Task	Recommended API
Inspect or plot a small area	`get_xarray(...)`
Read embedding vectors at points	`sample_points(...)`
Scan or train over many chips	`RasteretDataset` (TorchGeo)

Point sampling:

import pyarrow as pa

points = pa.table(
    {
        "name": ["sample-1"],
        "lon": [11.4],
        "lat": [-0.001],
    }
)

samples = sub.sample_points(
    points=points,
    x_column="lon",
    y_column="lat",
    bands=[f"A{i:02d}" for i in range(64)],
    geometry_crs=4326,
)

The returned Arrow table includes the input name, lon, and lat columns beside the sampled embedding values.

TorchGeo handoff:

from torchgeo.datasets import RasteretDataset

dataset = RasteretDataset(
    collection=sub,
    bands=[f"A{i:02d}" for i in range(64)],
)

Bands, Dtype, And Nodata¶

AEF bands are named A00 through A63:

all_bands = [f"A{i:02d}" for i in range(64)]

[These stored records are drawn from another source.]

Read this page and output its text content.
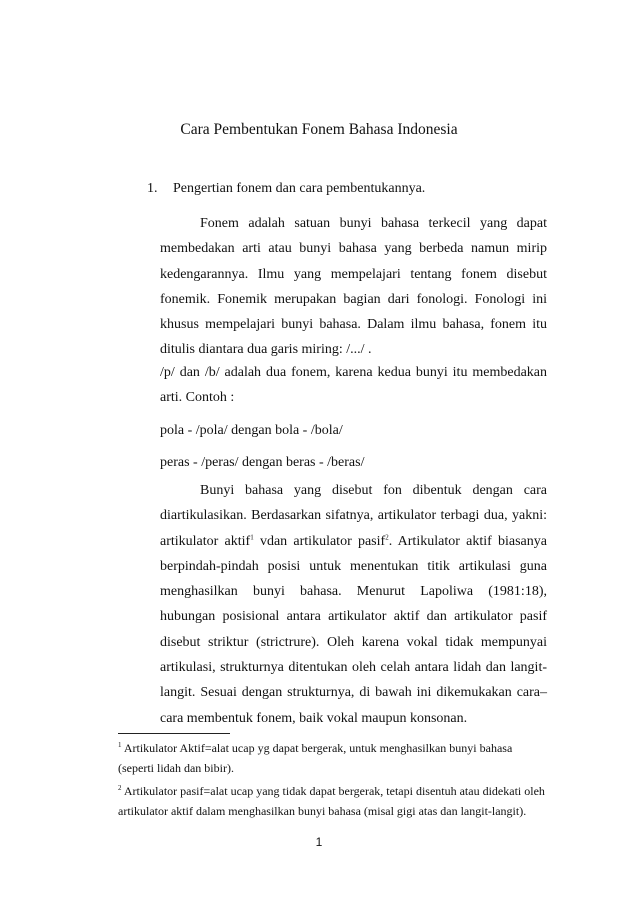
Cara Pembentukan Fonem Bahasa Indonesia
1. Pengertian fonem dan cara pembentukannya.

Fonem adalah satuan bunyi bahasa terkecil yang dapat membedakan arti atau bunyi bahasa yang berbeda namun mirip kedengarannya. Ilmu yang mempelajari tentang fonem disebut fonemik. Fonemik merupakan bagian dari fonologi. Fonologi ini khusus mempelajari bunyi bahasa. Dalam ilmu bahasa, fonem itu ditulis diantara dua garis miring: /.../ .

/p/ dan /b/ adalah dua fonem, karena kedua bunyi itu membedakan arti. Contoh :

pola - /pola/ dengan bola - /bola/

peras - /peras/ dengan beras - /beras/

Bunyi bahasa yang disebut fon dibentuk dengan cara diartikulasikan. Berdasarkan sifatnya, artikulator terbagi dua, yakni: artikulator aktif$^1$ vdan artikulator pasif$^2$. Artikulator aktif biasanya berpindah-pindah posisi untuk menentukan titik artikulasi guna menghasilkan bunyi bahasa. Menurut Lapoliwa (1981:18), hubungan posisional antara artikulator aktif dan artikulator pasif disebut striktur (strictrure). Oleh karena vokal tidak mempunyai artikulasi, strukturnya ditentukan oleh celah antara lidah dan langit-langit. Sesuai dengan strukturnya, di bawah ini dikemukakan cara–cara membentuk fonem, baik vokal maupun konsonan.

$^1$ Artikulator Aktif=alat ucap yg dapat bergerak, untuk menghasilkan bunyi bahasa (seperti lidah dan bibir).

$^2$ Artikulator pasif=alat ucap yang tidak dapat bergerak, tetapi disentuh atau didekati oleh artikulator aktif dalam menghasilkan bunyi bahasa (misal gigi atas dan langit-langit).

1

AEF embeddings are stored as signed 8-bit integers. Nodata is -128. Rasteret preserves the source dtype and carries nodata metadata through xarray assembly. If you need model-space float embeddings, de-quantize at the point where your analysis needs floats:

import numpy as np

raw = cube["A00"].values
embedding = np.where(raw == -128, np.nan, raw.astype(np.float32) / 127.0)

Keeping the source int8 values as long as possible reduces memory pressure when reading many AEF bands.

Descriptor Details¶

The AEF catalog entry has three relevant paths:

Field	Meaning
`record_table_uri`	The narrow published AEF `index.parquet` record table.
`index_uri`	The same `index.parquet`, used by `load()` as the runtime sidecar index.
`collection_uri`	The read-ready Rasteret collection under the published `data/` directory.

The descriptor maps source columns into Rasteret's schema:

Field	Meaning
`field_roles` / `column_map`	Aliases source columns such as `fid`, `geom`, `year`, `path`, and `crs`.
`href` role	Identifies the source COG URL column.
`band_index_map`	Maps `A00` through `A63` to band positions in the multi-band COG.
`surface_fields`	Controls which fields are exposed from the index and collection layers.

AEF-specific raster details are captured in the descriptor and parsed COG metadata:

AEF COGs store their geotransform as a ModelTransformationTag rather than the more common PixelScale + Tiepoint tags.
AEF tiles use a south-up orientation with positive Y pixel scale.
AEF stores the 64 bands in a planar-separate multi-band TIFF layout.

Rasteret's header parser and band index metadata handle those details during reads. For the general record table contract, see Schema Contract.